The skills of becoming happy turn out to be almost entirely different from the skills of not being sad, not being anxious, or not being angry. Psychology had told us a great deal about pathology, about suffering, about victims, and how to acquire the skills to combat sadness and anxiety. But discovering the skills of becoming happier had been relegated to amusement parks, Hollywood, and beer commercials. Science had played no role.
Later in this book we will see that judiciously employed, mild pessimism has its uses. But twenty-five years of study has convinced me that if we habitually believe, as does the pessimist, that misfortune is our fault, is enduring, and will undermine everything we do, more of it will befall us than if we believe otherwise. I am also convinced that if we are in the grip of this view, we will get depressed easily, we will accomplish less than our potential, and we will even get physically sick more often. Pessimistic prophecies are self-fulfilling.

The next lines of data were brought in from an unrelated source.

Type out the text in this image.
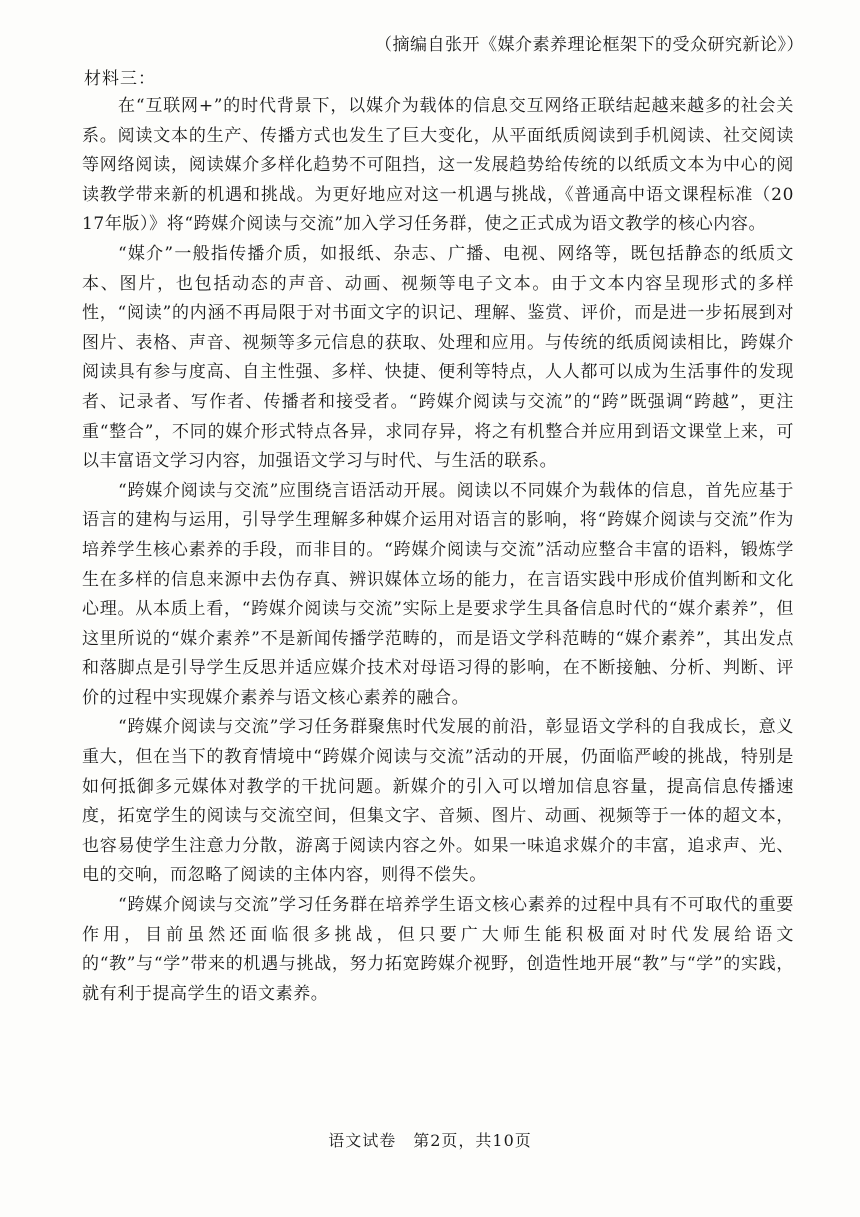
（摘编自张开《媒介素养理论框架下的受众研究新论》）
材料三：

在“互联网+”的时代背景下，以媒介为载体的信息交互网络正联结起越来越多的社会关系。阅读文本的生产、传播方式也发生了巨大变化，从平面纸质阅读到手机阅读、社交阅读等网络阅读，阅读媒介多样化趋势不可阻挡，这一发展趋势给传统的以纸质文本为中心的阅读教学带来新的机遇和挑战。为更好地应对这一机遇与挑战，《普通高中语文课程标准（2017年版）》将“跨媒介阅读与交流”加入学习任务群，使之正式成为语文教学的核心内容。

“媒介”一般指传播介质，如报纸、杂志、广播、电视、网络等，既包括静态的纸质文本、图片，也包括动态的声音、动画、视频等电子文本。由于文本内容呈现形式的多样性，“阅读”的内涵不再局限于对书面文字的识记、理解、鉴赏、评价，而是进一步拓展到对图片、表格、声音、视频等多元信息的获取、处理和应用。与传统的纸质阅读相比，跨媒介阅读具有参与度高、自主性强、多样、快捷、便利等特点，人人都可以成为生活事件的发现者、记录者、写作者、传播者和接受者。“跨媒介阅读与交流”的“跨”既强调“跨越”，更注重“整合”，不同的媒介形式特点各异，求同存异，将之有机整合并应用到语文课堂上来，可以丰富语文学习内容，加强语文学习与时代、与生活的联系。

“跨媒介阅读与交流”应围绕言语活动开展。阅读以不同媒介为载体的信息，首先应基于语言的建构与运用，引导学生理解多种媒介运用对语言的影响，将“跨媒介阅读与交流”作为培养学生核心素养的手段，而非目的。“跨媒介阅读与交流”活动应整合丰富的语料，锻炼学生在多样的信息来源中去伪存真、辨识媒体立场的能力，在言语实践中形成价值判断和文化心理。从本质上看，“跨媒介阅读与交流”实际上是要求学生具备信息时代的“媒介素养”，但这里所说的“媒介素养”不是新闻传播学范畴的，而是语文学科范畴的“媒介素养”，其出发点和落脚点是引导学生反思并适应媒介技术对母语习得的影响，在不断接触、分析、判断、评价的过程中实现媒介素养与语文核心素养的融合。

“跨媒介阅读与交流”学习任务群聚焦时代发展的前沿，彰显语文学科的自我成长，意义重大，但在当下的教育情境中“跨媒介阅读与交流”活动的开展，仍面临严峻的挑战，特别是如何抵御多元媒体对教学的干扰问题。新媒介的引入可以增加信息容量，提高信息传播速度，拓宽学生的阅读与交流空间，但集文字、音频、图片、动画、视频等于一体的超文本，也容易使学生注意力分散，游离于阅读内容之外。如果一味追求媒介的丰富，追求声、光、电的交响，而忽略了阅读的主体内容，则得不偿失。

“跨媒介阅读与交流”学习任务群在培养学生语文核心素养的过程中具有不可取代的重要作用，目前虽然还面临很多挑战，但只要广大师生能积极面对时代发展给语文的“教”与“学”带来的机遇与挑战，努力拓宽跨媒介视野，创造性地开展“教”与“学”的实践，就有利于提高学生的语文素养。

语文试卷　第2页，共10页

Learned optimism is not a rediscovery of the “power of positive thinking.” The skills of optimism do not emerge from the pink Sunday-school world of happy events. They do not consist in learning to say positive things to yourself. We have found over the years that positive statements you make to yourself have little if any effect. What is crucial is what you think when you fail, using the power of “non-negative thinking.” Changing the destructive things you say to yourself when you experience the setbacks that life deals all of us is the central skill of optimism.